• News
  • 公共

IoTセンサーと3D都市モデル「PLATEAU」を使う防災サービス、東京海上日動と応用地質が開発へ

DIGITAL X 編集部
2021年12月2日

IoTセンサーが取得するデータと、国土交通省が整備を進める3D都市モデル「PLATEAU(プラトー)」使って、台風や集中豪雨などによる浸水被害を可視化する防災サービスを、東京海上日動火災保険と応用地質が共同で開始する。企業や自治体に防災・減災行動を促すサービスとして提供を目指す。2021年11月5日に発表した。

 東京海上日動火災保険と応用地質が共同開発するのは、(1)防災・減災活動支援サービスと(2)3D都市空間・浸水被害シミュレーションなど。さらには、流体解析技術や可視化技術を取り入れて、データ活用の高度化を目指すほか、自治体と地域住民間、あるいは企業とステークホルダー間での防災・減災に向けたリスクコミュニケーションツールの開発にも取り組むという。

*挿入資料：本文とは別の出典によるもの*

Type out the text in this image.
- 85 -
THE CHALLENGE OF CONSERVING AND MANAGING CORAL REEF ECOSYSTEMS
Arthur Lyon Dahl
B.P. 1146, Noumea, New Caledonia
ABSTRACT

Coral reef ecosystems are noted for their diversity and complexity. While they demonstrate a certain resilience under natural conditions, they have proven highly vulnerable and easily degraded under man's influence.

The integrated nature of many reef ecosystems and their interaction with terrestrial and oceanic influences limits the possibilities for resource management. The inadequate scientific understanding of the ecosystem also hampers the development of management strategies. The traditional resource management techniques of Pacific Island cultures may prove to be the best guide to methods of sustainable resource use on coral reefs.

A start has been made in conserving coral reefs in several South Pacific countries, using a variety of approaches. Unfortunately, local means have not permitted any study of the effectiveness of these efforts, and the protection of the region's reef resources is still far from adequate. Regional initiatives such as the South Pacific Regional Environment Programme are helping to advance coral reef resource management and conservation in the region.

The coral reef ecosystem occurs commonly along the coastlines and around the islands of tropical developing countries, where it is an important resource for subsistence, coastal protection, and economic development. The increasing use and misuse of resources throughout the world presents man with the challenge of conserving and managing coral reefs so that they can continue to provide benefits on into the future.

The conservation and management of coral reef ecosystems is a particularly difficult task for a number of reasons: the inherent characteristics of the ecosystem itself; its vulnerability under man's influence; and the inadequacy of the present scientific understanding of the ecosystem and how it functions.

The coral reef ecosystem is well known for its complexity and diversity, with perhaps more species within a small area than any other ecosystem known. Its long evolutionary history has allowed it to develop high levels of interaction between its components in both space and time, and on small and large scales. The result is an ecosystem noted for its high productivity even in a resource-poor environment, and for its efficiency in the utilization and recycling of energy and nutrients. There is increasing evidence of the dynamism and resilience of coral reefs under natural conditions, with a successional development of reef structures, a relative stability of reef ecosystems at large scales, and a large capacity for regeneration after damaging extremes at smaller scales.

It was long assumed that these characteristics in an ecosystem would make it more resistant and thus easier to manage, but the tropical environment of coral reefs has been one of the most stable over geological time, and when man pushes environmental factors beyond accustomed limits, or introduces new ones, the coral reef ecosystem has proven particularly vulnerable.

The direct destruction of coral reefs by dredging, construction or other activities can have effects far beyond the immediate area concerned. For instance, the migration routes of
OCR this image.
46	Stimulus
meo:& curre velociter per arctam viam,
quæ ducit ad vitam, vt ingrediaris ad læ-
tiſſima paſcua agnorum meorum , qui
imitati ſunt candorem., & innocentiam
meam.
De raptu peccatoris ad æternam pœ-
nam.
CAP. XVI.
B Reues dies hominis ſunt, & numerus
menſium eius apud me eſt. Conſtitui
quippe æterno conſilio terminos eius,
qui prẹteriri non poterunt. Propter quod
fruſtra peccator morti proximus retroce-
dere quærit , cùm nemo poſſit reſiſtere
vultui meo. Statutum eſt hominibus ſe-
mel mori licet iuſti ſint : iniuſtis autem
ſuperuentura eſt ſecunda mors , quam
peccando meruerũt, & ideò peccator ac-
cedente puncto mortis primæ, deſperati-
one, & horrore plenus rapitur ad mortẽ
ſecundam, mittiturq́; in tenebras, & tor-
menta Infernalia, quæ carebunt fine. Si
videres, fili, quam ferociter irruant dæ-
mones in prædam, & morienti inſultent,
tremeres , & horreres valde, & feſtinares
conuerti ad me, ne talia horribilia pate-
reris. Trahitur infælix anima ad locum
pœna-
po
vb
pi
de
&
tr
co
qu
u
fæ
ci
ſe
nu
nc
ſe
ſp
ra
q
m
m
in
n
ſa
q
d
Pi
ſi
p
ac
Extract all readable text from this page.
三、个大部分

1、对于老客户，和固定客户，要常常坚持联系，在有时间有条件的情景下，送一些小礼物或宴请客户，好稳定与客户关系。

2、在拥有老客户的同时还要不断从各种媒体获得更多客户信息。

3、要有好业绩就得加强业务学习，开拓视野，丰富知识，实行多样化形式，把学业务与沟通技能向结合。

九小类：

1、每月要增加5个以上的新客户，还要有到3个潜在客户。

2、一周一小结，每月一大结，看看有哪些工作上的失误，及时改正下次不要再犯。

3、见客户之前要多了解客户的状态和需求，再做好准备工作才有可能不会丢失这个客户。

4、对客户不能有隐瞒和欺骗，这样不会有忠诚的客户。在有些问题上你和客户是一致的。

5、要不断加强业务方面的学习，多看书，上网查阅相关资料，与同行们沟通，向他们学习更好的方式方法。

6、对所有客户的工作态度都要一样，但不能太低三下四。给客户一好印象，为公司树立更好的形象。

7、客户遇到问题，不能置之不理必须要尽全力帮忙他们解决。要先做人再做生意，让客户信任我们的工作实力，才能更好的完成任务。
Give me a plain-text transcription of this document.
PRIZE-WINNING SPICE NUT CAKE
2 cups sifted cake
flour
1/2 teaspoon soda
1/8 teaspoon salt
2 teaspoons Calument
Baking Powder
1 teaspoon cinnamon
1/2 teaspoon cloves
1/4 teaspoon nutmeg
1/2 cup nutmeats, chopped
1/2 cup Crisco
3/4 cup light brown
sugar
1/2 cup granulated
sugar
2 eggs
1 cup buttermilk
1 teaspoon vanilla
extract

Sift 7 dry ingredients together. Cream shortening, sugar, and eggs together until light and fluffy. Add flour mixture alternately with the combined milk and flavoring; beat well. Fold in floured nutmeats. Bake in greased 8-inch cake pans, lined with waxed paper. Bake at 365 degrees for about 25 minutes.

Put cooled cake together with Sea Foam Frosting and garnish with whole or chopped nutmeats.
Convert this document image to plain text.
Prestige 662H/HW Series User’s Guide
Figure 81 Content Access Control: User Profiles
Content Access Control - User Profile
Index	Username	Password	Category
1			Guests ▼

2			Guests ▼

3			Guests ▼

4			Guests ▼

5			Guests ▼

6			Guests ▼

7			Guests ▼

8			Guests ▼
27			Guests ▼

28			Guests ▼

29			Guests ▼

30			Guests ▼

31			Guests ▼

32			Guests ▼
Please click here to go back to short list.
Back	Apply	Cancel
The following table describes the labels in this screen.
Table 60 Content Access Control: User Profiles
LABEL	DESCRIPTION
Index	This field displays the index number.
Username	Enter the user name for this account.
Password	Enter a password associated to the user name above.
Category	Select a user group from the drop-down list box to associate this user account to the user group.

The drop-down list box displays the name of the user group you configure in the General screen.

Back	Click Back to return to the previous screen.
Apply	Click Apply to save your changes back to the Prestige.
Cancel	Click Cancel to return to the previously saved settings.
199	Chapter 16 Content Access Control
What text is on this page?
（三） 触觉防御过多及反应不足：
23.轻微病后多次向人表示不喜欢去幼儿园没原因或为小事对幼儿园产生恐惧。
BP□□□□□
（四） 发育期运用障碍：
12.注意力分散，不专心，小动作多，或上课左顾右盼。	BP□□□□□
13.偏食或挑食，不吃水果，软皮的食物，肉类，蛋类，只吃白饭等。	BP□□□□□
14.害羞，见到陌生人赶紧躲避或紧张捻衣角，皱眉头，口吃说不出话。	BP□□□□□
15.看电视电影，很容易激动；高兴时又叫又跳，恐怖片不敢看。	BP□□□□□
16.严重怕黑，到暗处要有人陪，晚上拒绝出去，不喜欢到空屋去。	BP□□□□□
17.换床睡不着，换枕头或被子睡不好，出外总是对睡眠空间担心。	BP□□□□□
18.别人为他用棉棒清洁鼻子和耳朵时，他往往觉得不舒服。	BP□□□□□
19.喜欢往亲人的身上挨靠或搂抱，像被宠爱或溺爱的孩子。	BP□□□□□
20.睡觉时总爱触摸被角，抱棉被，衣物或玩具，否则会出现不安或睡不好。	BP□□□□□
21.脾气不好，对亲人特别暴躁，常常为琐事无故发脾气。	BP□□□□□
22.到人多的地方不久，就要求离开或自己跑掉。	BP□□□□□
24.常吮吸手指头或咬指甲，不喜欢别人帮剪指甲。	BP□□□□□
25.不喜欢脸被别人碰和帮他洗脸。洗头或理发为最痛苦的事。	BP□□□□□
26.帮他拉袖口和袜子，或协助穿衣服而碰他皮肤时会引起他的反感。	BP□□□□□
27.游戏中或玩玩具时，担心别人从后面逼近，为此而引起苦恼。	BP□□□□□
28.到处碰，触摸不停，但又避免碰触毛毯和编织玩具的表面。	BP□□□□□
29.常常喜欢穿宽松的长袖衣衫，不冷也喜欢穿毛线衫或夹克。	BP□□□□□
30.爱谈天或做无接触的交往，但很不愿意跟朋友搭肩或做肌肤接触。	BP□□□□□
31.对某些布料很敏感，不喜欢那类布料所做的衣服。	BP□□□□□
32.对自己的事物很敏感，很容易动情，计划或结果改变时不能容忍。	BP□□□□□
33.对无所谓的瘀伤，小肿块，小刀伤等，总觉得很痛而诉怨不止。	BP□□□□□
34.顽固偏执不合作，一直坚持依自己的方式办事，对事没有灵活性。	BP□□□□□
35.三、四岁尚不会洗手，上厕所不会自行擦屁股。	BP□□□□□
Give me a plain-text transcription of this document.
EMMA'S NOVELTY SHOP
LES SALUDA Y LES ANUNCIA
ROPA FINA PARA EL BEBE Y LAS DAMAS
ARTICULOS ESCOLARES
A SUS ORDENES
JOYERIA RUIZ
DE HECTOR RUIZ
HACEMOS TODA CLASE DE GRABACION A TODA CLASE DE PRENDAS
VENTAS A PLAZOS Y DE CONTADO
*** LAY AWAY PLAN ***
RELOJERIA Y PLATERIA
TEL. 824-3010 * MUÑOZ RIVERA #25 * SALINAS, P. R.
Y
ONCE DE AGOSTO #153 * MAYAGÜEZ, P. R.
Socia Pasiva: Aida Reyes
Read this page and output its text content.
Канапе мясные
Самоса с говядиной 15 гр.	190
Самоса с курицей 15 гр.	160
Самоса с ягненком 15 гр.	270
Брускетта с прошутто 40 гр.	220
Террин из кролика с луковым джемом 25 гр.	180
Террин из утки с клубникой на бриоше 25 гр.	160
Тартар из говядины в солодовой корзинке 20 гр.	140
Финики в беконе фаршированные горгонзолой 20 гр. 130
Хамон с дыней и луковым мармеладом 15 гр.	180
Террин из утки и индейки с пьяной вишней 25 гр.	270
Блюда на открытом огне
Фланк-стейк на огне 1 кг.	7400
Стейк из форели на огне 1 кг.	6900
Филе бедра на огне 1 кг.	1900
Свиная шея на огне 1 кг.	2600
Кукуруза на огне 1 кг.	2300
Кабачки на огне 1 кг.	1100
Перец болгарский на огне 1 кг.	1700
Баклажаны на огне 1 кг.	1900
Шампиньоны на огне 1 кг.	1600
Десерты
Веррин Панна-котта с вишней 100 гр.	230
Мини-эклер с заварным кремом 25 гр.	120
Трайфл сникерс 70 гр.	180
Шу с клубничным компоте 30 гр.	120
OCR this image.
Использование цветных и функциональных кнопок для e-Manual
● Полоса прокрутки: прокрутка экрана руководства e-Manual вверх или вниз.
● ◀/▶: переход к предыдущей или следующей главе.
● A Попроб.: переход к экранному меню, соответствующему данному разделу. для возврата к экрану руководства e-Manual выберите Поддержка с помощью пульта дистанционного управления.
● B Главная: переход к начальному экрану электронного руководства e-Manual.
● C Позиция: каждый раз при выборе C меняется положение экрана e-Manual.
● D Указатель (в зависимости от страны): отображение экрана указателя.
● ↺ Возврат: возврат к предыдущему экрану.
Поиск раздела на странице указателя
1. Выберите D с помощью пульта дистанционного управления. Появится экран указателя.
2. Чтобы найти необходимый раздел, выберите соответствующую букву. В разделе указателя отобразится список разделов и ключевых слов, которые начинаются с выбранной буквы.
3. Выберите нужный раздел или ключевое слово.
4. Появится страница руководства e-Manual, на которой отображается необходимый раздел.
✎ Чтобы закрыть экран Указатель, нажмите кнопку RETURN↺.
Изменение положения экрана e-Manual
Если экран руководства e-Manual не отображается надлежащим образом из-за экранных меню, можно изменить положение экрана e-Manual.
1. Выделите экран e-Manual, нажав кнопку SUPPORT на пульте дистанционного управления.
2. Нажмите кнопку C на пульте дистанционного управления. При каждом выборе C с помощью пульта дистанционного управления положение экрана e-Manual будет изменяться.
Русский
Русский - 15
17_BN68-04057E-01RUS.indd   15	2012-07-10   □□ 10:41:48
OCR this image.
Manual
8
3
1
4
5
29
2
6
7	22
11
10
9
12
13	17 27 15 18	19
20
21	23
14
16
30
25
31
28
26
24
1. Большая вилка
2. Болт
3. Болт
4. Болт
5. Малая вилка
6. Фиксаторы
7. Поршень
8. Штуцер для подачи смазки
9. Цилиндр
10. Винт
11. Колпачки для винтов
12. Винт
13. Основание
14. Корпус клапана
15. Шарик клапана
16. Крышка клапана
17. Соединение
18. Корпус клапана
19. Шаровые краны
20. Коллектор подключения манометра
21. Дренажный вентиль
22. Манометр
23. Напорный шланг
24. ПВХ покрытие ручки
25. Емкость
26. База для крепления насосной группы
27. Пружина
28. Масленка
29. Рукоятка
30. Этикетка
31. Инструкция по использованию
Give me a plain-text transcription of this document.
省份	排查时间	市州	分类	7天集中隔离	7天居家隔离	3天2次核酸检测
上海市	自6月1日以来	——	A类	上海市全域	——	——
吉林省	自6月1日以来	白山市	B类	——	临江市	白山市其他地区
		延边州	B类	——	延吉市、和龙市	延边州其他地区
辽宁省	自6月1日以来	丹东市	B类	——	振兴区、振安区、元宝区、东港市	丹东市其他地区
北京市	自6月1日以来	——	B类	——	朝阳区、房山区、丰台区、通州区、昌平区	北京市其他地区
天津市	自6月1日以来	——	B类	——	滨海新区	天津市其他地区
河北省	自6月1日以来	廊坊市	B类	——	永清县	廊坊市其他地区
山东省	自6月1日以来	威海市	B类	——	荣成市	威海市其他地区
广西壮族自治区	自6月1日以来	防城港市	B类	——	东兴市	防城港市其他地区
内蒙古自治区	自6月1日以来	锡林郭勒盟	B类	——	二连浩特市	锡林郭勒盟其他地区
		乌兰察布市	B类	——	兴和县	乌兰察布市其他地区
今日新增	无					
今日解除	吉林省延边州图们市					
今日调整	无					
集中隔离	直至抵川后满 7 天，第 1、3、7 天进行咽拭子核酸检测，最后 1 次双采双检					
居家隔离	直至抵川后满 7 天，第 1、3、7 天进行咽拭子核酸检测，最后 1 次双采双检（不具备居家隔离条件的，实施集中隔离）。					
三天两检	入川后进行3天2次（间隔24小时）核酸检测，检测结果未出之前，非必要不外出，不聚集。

 両者は2021年6月に戦略パートナーとしての提携を結び、スーパーシティに向けた防災サービスの開発に取り組んできた。第1弾として「リアルタイム浸水情報」を開発済みだ。人工衛星データや浸水深解析に基づく「浸水エリア予測」と、冠水を検知する防災IoT(Internet of Things:モノのインターネット)センサーによる「実測データ」を組み合わせている。

 防災・減災活動支援サービスでは、このリアルタイム浸水情報や人工衛星などからのデータを元にアラートを発出し、企業や自治体に防災・減災行動を促せるようにする。

 サービス開発に向けては、福岡県久留米市で2021年7月から、過去の浸水履歴やハザードマップ情報から水災リスクを分析し、リスクの高いエリアにある保険代理店に冠水を検知するIoTセンサー「冠すいっち」を設置し、その有効性を検証してきた。

 2021年8月に発生した豪雨では、で8月14日4時46分までの1時間に72.0ミリという8月の記録としては観測史上最大の雨が観測された。この時、冠水センサーは、同日3時29分に4センチメートル以上の冠水を検知し、4時41分には45センチメートル以上への上昇を、7時27分には4センチメートル未満になり冠水が解消したことを、それぞれ検知した。

図1:福岡県久留米市に設置した冠水センサー(左)と検証時の雨量・気象警報と冠水センサーの検知結果の例

 検証の結果、冠水センサーから得られるデータが実際の浸水状況や浸水深と整合していること、事前登録した関係者へのアラート情報がリアルタイムに配信されたこと、東京海上日動が活用している人工衛星データによる浸水エリアの特定や浸水深解析の精度向上にもつながることが確認できた。

 3D都市空間・浸水被害シミュレーションでは、防災IoTセンサーが収集するデータと気象データ、ハザードデータなどに、国土交通省が整備する3D(3次元)都市モデル「PLATEAU(プラトー)」を組み合わせ、周辺状況の把握を容易にするほか、災害をよりリアルに表現できるようにする。

図2:冠水センサーのデータを3D(3次元)都市モデル「PLATEAU(プラトー)」上で可視化した例

 同シミュレーションを使って、自治体を対象にした地域特性別の自然災害対応力の向上支援サービスや、拠点リスクの可視化による事前防災対策・意思決定支援などのサービスを開発していく予定である。